Of course, this isn’t the first time Porsche has made a 911 Sport Classic. 13 years ago, Porsche revived its Exclusiv customisation programme for the 21st Century with the 997-gen Sport Classic. Just 250 were made, much rarer than the 992 Sport Classic, which will have a production run of 1250. Like the old car, the most obvious specific homage on today’s SC is the ducktail rear spoiler, a clear nod to the revered 1973 Carrera RS 2.7.
But there are other, more general touches which are inspired by '60s Porsches, such as the centre-lock Fuchs-style wheels, the Sport Grey metallic paint, and gumball door decal on which drivers can specify a 2-digit "racing number".
Then on the inside, there's "Pepita"-patterned cloth upholstery, which was introduced with the first-gen 911 in 1964, open-pore mahogany dashboard trim, as well as green-faced instrument dials like on the 356.
Retro aesthetic features are cool of course, but for serious petrolheads, the most delightful throwback is probably the stick that pokes up out of the console in between the seats. Yup, the Sport Classic is available as a manual, and a manual only, specifically the seven-speed unit shared with the Carrera and Carrera S.

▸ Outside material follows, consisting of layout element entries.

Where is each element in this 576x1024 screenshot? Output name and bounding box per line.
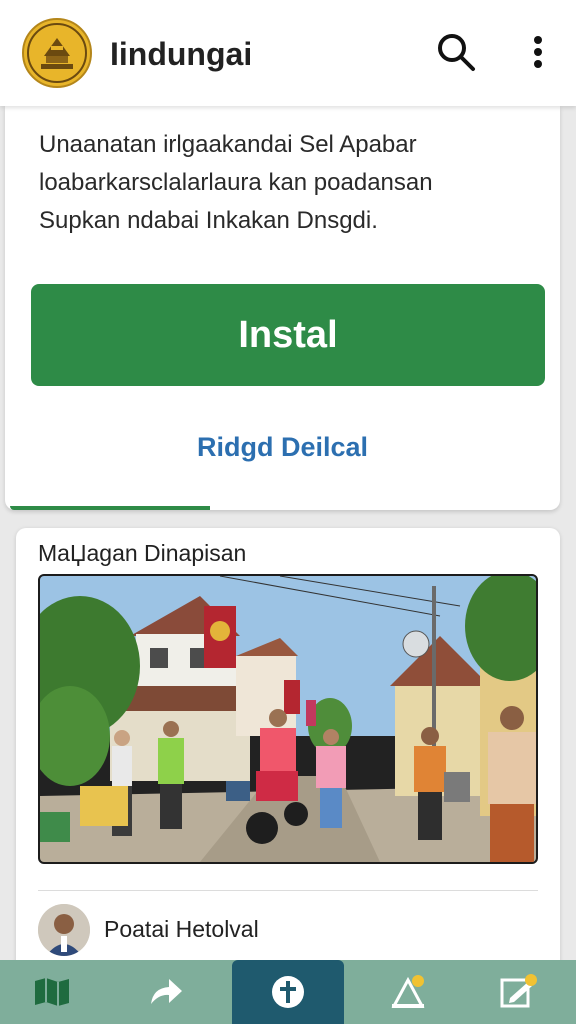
author-avatar[interactable]: [38, 904, 90, 956]
secondary-link[interactable]: Ridgd Deilcal: [5, 432, 560, 463]
install-card: Unaanatan irlgaakandai Sel Apabar loabar…: [5, 106, 560, 510]
description-line: Unaanatan irlgaakandai Sel Apabar: [39, 131, 417, 158]
bottom-navigation: [0, 960, 576, 1024]
news-heading: MaЏagan Dinapisan: [38, 540, 247, 566]
author-name[interactable]: Poatai Hetolval: [104, 916, 259, 943]
app-title: Iindungai: [110, 36, 253, 72]
more-vertical-icon: [534, 36, 542, 68]
nav-item-edit[interactable]: [478, 960, 558, 1024]
app-logo: [22, 18, 92, 88]
share-icon: [151, 979, 182, 1004]
nav-item-alerts[interactable]: [368, 960, 448, 1024]
search-icon: [438, 34, 475, 71]
news-photo[interactable]: [38, 574, 538, 864]
news-card[interactable]: MaЏagan Dinapisan Poatai Hetolval: [16, 528, 560, 988]
description-line: Supkan ndabai Inkakan Dnsgdi.: [39, 207, 378, 234]
divider: [38, 890, 538, 891]
description-line: loabarkarsclalarlaura kan poadansan: [39, 169, 433, 196]
nav-item-share[interactable]: [126, 960, 206, 1024]
install-description: Unaanatan irlgaakandai Sel Apabar loabar…: [39, 126, 539, 240]
app-bar: Iindungai: [0, 0, 576, 106]
map-icon: [35, 978, 69, 1006]
install-button[interactable]: Instal: [31, 284, 545, 386]
nav-item-add[interactable]: [232, 960, 344, 1024]
nav-item-map[interactable]: [12, 960, 92, 1024]
edit-icon: [500, 974, 537, 1008]
more-options-button[interactable]: [514, 28, 562, 76]
card-progress-indicator: [10, 506, 210, 510]
search-button[interactable]: [432, 28, 480, 76]
alert-icon: [391, 975, 425, 1008]
add-icon: [272, 976, 304, 1008]
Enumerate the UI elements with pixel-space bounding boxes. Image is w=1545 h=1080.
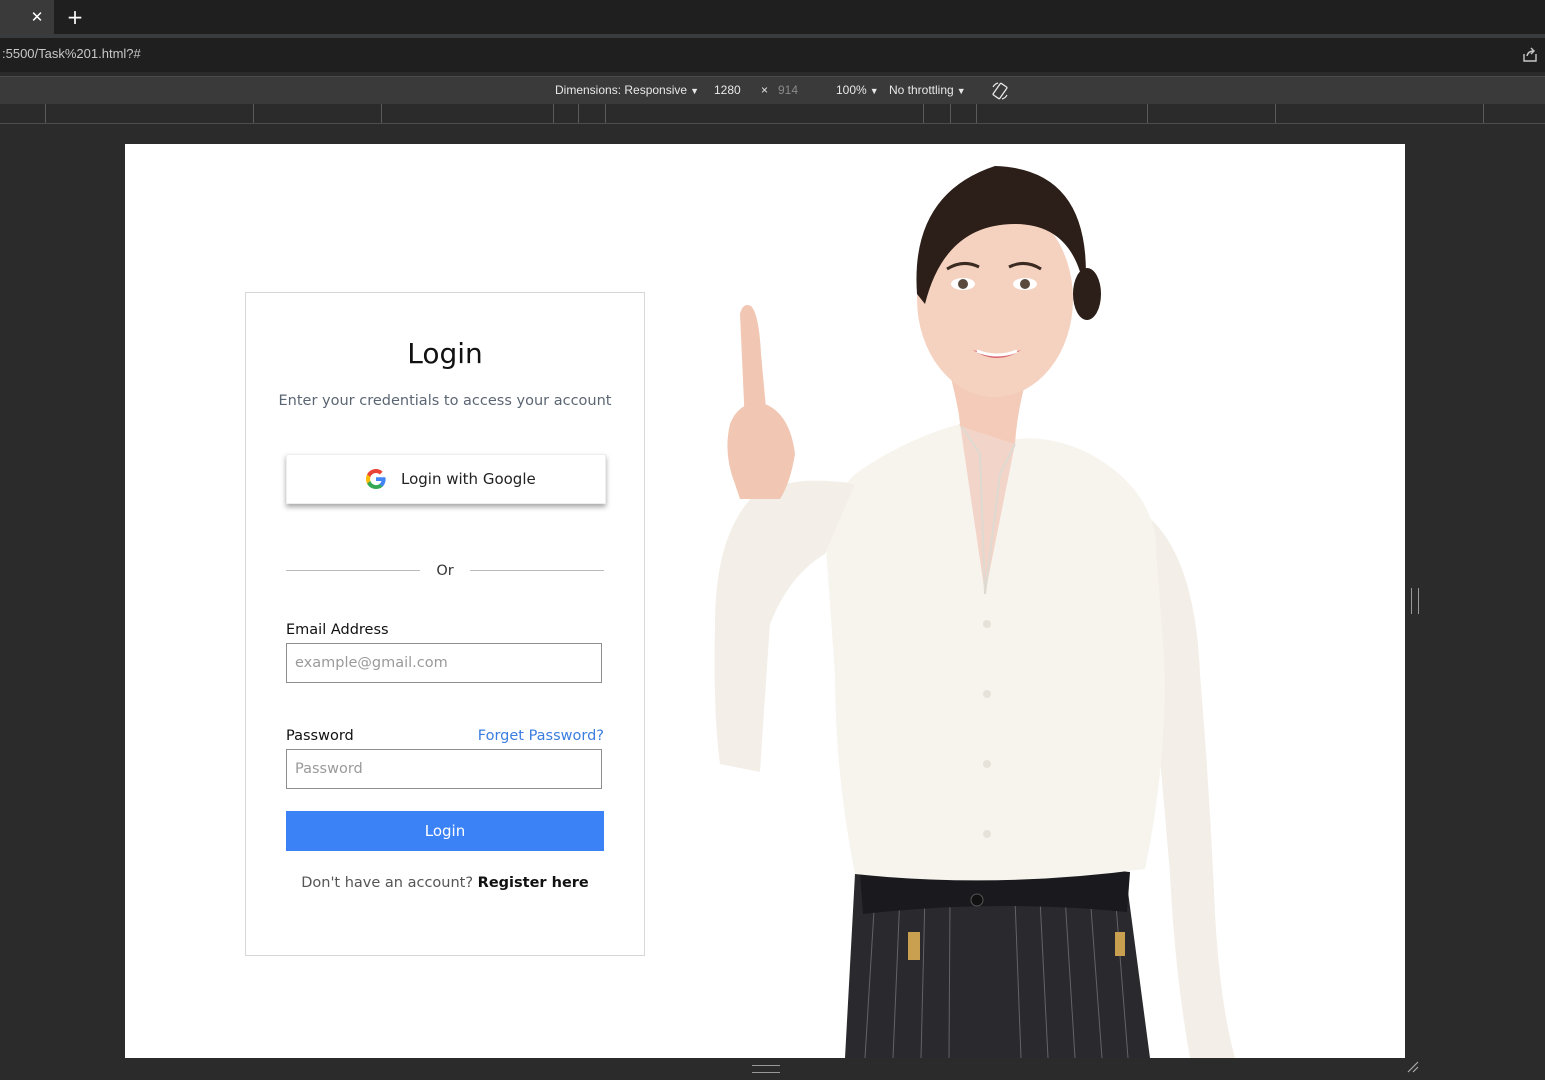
resize-corner-icon[interactable] [1406, 1060, 1420, 1074]
viewport-resize-handle-right[interactable] [1411, 588, 1419, 614]
email-label: Email Address [286, 622, 389, 638]
login-button[interactable]: Login [286, 811, 604, 851]
address-bar[interactable]: :5500/Task%201.html?# [0, 38, 1545, 72]
device-toolbar: Dimensions: Responsive ▼ 1280 × 914 100% ▼… [0, 76, 1545, 105]
dropdown-caret-icon: ▼ [690, 86, 699, 96]
login-subtitle: Enter your credentials to access your ac… [278, 393, 612, 409]
forgot-password-link[interactable]: Forget Password? [478, 728, 604, 744]
divider-text: Or [436, 563, 454, 579]
google-login-button[interactable]: Login with Google [286, 454, 606, 504]
login-card: Login Enter your credentials to access y… [245, 292, 645, 956]
tab-strip: ✕ + [0, 0, 1545, 34]
dropdown-caret-icon: ▼ [956, 86, 966, 96]
dimensions-label: Dimensions: Responsive [555, 83, 688, 97]
viewport-resize-handle-bottom[interactable] [752, 1065, 780, 1073]
throttling-dropdown[interactable]: No throttling ▼ [889, 83, 966, 97]
google-button-label: Login with Google [401, 470, 536, 488]
dropdown-caret-icon: ▼ [869, 86, 879, 96]
or-divider: Or [286, 561, 604, 581]
page-viewport: Login Enter your credentials to access y… [125, 144, 1405, 1058]
rotate-icon[interactable] [990, 81, 1010, 101]
height-input[interactable]: 914 [778, 83, 798, 97]
dimension-separator: × [761, 83, 769, 97]
email-field[interactable] [286, 643, 602, 683]
close-icon[interactable]: ✕ [24, 5, 50, 29]
google-logo-icon [366, 469, 386, 489]
page-title: Login [407, 337, 483, 370]
zoom-label: 100% [836, 83, 867, 97]
register-prompt: Don't have an account? Register here [246, 875, 644, 891]
media-query-ruler [0, 104, 1545, 124]
hero-person-image [714, 166, 1235, 1058]
url-text[interactable]: :5500/Task%201.html?# [2, 46, 141, 61]
register-prompt-text: Don't have an account? [301, 875, 474, 891]
password-label: Password [286, 728, 354, 744]
share-icon[interactable] [1521, 46, 1539, 64]
password-field[interactable] [286, 749, 602, 789]
dimensions-dropdown[interactable]: Dimensions: Responsive ▼ [555, 83, 699, 97]
zoom-dropdown[interactable]: 100% ▼ [836, 83, 879, 97]
plus-icon[interactable]: + [62, 4, 88, 30]
width-input[interactable]: 1280 [714, 83, 741, 97]
register-link[interactable]: Register here [478, 875, 589, 891]
throttling-label: No throttling [889, 83, 954, 97]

Unlike the basic 911s though, the SC has a lot more poke. 550hp and 600Nm, to be precise. In fact, it’s the fastest and most powerful manual Porsche 911 ever, because unlike the 997 Sport Classic, which was based off the Carrera S of its generation, the new car is based off the Turbo model instead. The 3.7-litre twin-turbo flat-six is detuned slightly from its application in the Turbo, but then the Sport Classic also loses the all-wheel drive system, making it rear-wheel drive only.
Hmm, a RWD 911 Turbo - maybe they should have reserved this powertrain for the ‘70s Heritage Design car, then they could call it the Widowmaker, after the 930 Turbo…
If, like us, the thought of the 911 Sport Classic has got you drooling, you’re going to need deep pockets. Though this limited edition is available in Singapore, it’s also the most expensive Porsche on sale here, at S$1,234,488 without COE. Deliveries are expected in 2023.